Massachusetts Secretary of State Proposes New Regulations for Investment Advisers in response to Dodd-Frank Act
April 21, 2011
The Massachusetts Securities Division, under the direction of Secretary Galvin, has proposed new regulations relating to the regulation of investment advisers, including hedge fund managers. The proposed regulations are being issued in main part in response to the Dodd-Frank Wall Street Reform and Consumer Protection Act (the “Dodd-Frank Act”) passed by Congress in July 2010 and are intended to “promote consistency” between Massachusetts state requirements for registration and regulation of investment advisers and the federal requirements following passage of the Dodd-Frank Act.
Change in Exclusion/Exemption Requirements
Currently, Massachusetts exempts from registration any investment adviser whose only clients are “institutional buyers.” Under the current regulations, an “institutional buyer” is defined to include: (a) an organization described in Section 501(c)(3) of the Internal Revenue Code with a securities portfolio of more than $25 million; (b) a fund whose only investors are accredited investors, each of whom has invested a minimum of $50,000 in such fund; or (c) an entity whose only investors are financial institutions and institutional buyers as set forth in applicable laws and regulations. Massachusetts based investment advisers to hedge funds and other pooled vehicles often rely on section (b) of this definition and remain exempt from registration.
The proposed amendment phases out the exemption provided to advisers of pooled vehicles by altering section (b) of the definition of “institutional buyer” to provide that only advisers to funds whose only investors are accredited investors, each of whom has invested a minimum of $50,000, which existed prior to the effective date of the regulations and which, as of the effective date of the regulations, ceased to accept new investors, or contributions from existing investors, will continue to qualify for this exemption. The effect of this change is that Massachusetts based investment advisers to pooled vehicles who have less than $100 million in assets under management and who do not otherwise qualify for an exemption from registration will need to register with the Massachusetts Securities Division.

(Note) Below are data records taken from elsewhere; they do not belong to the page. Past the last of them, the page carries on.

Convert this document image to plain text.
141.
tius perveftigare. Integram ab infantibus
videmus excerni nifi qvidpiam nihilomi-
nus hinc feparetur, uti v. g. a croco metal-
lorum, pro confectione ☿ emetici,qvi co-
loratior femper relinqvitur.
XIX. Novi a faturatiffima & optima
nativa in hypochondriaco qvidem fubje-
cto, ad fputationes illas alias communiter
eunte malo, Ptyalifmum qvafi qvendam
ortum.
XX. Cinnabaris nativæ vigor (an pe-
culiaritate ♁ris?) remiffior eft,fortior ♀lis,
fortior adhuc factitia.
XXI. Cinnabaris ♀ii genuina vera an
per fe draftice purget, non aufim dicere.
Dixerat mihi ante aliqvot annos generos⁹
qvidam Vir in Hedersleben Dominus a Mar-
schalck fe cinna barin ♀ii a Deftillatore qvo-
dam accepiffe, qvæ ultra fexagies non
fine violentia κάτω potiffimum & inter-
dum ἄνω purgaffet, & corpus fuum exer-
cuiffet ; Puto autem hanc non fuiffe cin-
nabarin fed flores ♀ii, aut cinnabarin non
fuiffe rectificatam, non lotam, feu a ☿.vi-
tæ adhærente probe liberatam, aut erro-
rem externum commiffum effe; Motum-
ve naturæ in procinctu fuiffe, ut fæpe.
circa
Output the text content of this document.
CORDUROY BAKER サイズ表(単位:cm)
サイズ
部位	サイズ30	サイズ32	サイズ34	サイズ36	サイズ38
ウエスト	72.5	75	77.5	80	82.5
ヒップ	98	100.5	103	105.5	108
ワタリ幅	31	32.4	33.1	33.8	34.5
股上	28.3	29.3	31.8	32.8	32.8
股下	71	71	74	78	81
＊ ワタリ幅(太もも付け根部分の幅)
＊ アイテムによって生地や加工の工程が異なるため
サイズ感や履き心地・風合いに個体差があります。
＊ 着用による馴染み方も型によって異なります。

Massachusetts based advisers to pooled vehicles who have over $100 million in assets under management will be eligible to register with the United States Securities and Exchange Commission (the “SEC”).
In addition, the proposed regulations would create new exemptions from registration for certain "exempt reporting" advisers. The provisions mirror certain of the exemptions set forth in the Dodd-Frank Act, including exempting from registration advisers who provide advice solely to one or more 3(c)(7) funds or venture capital funds, provided the investment adviser and its affiliates are not subject to disqualification as described in Section 262 of SEC Regulation A, the adviser files the reports required to be filed with the SEC under the regulations proposed in connection with the implementation of the Dodd-Frank Act, and the adviser pays the required fee. “Venture capital fund” is defined by reference to the SEC rule to be adopted in connection with the Dodd-Frank Act. The final SEC rules relating to these exemptions have not yet been adopted.
The new exemptions would not impact SEC registered advisers, who would still be required to make notice filings with Massachusetts through the IARD.
Amendment to requirements for advisers with custody or discretionary authority over client funds or securities
The proposed regulations also amend the custody requirements for investment advisers registered or required to be registered under Massachusetts law with discretionary authority over, or custody of, client funds or securities.
Under the current regulations, advisers with custody of, or discretionary authority over, client funds or securities generally have the option of either obtaining a $10,000 bond or maintaining a positive net worth and a separate account containing cash or liquid securities of $10,000 (for advisers with custody) or $5,000 (for advisers with discretionary authority only). The proposed regulations remove the option of maintaining a separate account and instead require each adviser registered or required to be registered with discretionary authority over client assets to obtain a bond of not less than $50,000. In addition, advisers registered or required to be registered under Massachusetts law who have custody of client funds or securities will be required to comply with the SEC custody rules, which generally require that all client assets be held by a qualified custodian, that the custodian engage in certain reporting to the client, and that (in some cases) the investment adviser undergo an annual custody exam by an independent audit firm.
Technical and conforming amendments
In addition to the amendments set forth above, the proposed regulations also provide for certain conforming and technical amendments to the regulations. These include, among other things, updating current references to the NASD and NASD rules to reflect creation of the Financial Industry Regulatory Authority, or “FINRA”, to amend outdated references to forms which have been updated and to correct certain fee information set forth in the current regulations.
Written comments to the proposed regulations must be submitted by June 24, 2011. A public hearing on the proposed changes will be held on June 23, 2011.